Bitmeye başlayalı çok olmadı. Görmüş, beğenmiş, sevişmiştik. O gün uçağı kaçırdın. Belki sadece bir günlük sevgi kıvılcımının parlayıp, bizi tutuşturmaya yetmesinin tek sebebiydi bu, uçağı kaçırman. Kim bilir kaçmasaydı uçağın ve kalmasaydın bende, sevişmeseydik hiç sevişmemiş gibi ömrümüzde, bitmeye başlamazdık, çoktan unutmuş olurduk belki de.
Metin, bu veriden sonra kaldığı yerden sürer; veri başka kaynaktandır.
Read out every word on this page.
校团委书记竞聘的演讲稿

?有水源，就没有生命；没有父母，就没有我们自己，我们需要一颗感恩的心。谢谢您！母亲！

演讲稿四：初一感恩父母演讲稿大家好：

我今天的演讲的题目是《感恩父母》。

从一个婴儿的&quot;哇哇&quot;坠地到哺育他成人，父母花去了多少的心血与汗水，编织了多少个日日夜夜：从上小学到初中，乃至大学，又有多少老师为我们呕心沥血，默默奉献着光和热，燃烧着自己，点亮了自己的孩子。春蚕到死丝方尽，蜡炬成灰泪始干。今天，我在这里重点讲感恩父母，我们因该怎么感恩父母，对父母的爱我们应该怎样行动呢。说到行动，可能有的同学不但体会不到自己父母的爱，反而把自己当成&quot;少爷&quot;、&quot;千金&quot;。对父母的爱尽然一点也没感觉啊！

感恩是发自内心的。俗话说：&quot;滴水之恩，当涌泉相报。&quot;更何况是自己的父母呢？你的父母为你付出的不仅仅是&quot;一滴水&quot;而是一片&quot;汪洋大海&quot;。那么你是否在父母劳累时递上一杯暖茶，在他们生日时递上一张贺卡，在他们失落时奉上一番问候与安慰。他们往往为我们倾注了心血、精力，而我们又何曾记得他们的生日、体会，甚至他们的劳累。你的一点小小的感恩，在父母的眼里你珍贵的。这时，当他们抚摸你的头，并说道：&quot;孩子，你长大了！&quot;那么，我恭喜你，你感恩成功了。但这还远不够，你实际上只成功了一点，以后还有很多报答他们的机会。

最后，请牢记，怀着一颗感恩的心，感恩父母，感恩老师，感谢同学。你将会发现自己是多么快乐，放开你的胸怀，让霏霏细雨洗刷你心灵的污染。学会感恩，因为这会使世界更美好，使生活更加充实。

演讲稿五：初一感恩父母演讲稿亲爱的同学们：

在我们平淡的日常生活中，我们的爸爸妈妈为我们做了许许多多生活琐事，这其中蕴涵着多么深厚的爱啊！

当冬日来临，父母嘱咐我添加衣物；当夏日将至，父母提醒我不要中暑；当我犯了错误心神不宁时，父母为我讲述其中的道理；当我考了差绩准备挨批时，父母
Sonra acımasızca saldıran yalnızlığımıza karşı ittifak oluşturduk. Güçlenmeye ihtiyacımız vardı, ayakta kalmaya, yalnızlığa dayanabilmek için bir süre daha. Çıkıp geldim peşinden. Çağır istedim. Gel de istedim, dedin sende. Biteceğini, bitmesi gerektiğini biliyorduk. Hatta pek de gizli olmayan bir övünç duyuyorduk ezberletilmiş sevgilerin dışına taşabilmenin, biteceğini bilmenin yaralamasına izin vermeyişine. Sonsuzluk işaretinin kesişim noktasıydık biz sadece. Sen beni şimdiki zamana bağlıyordun. Geleceğin ne olacağı umurumuzda bile değildi. Ben hazırdım sonsuzluğun sonunda damarlarıma verilecek acıya.
Şimdi yavaş yavaş geliyorum kendime. Dün gece verilmeye başlandı zehir damarlarıma. Acı eşiği aşıldığından sadece çenemi kasıyorum. Artık sıkı değil yumruklarım, direnmiyorum. Sonsuzluk bitiyor. Ayrılıp kesişim noktamızdan, hızla devineceğiz ters istikametlere.
Ben çelindim. Çalındım bir rüyanın, insanların sevgi kalıplarının birine itildim, birşey yapmamanın güçlüğünde. Tam kaybediyordum ki kendimi o ezberin içinde, tutup çıkardın beni, ana çektin yine... İnişe geçmeye henüz başlamış olan bir su kuşu gibiydim, sanki kırıldı kanadım ve çakıldım yere! Sonsuzluğun bitecek olduğunun gerçekliğine! Konuşamıyor, inliyordum ama duymuyordun beni, O an sessizliğimden korkuyordun! Bir rüyanın en güzel yerinde uyandırılmış gibi oldum. Bir rivayete göre insan beyninin kaldığı yerden devam edebilmesi için uyanınca iki soruya yanıt bulması gerekirmiş: “Burası neresi ve saat kaç?” Sonsuzluğun sonunda ve sensizliğe üç kala buldum kendimi. Üstelik bunun beni bu denli sarsacağından senin de benim de haberimiz yoktu ve işte bu yüzden yaptığın suç değildi.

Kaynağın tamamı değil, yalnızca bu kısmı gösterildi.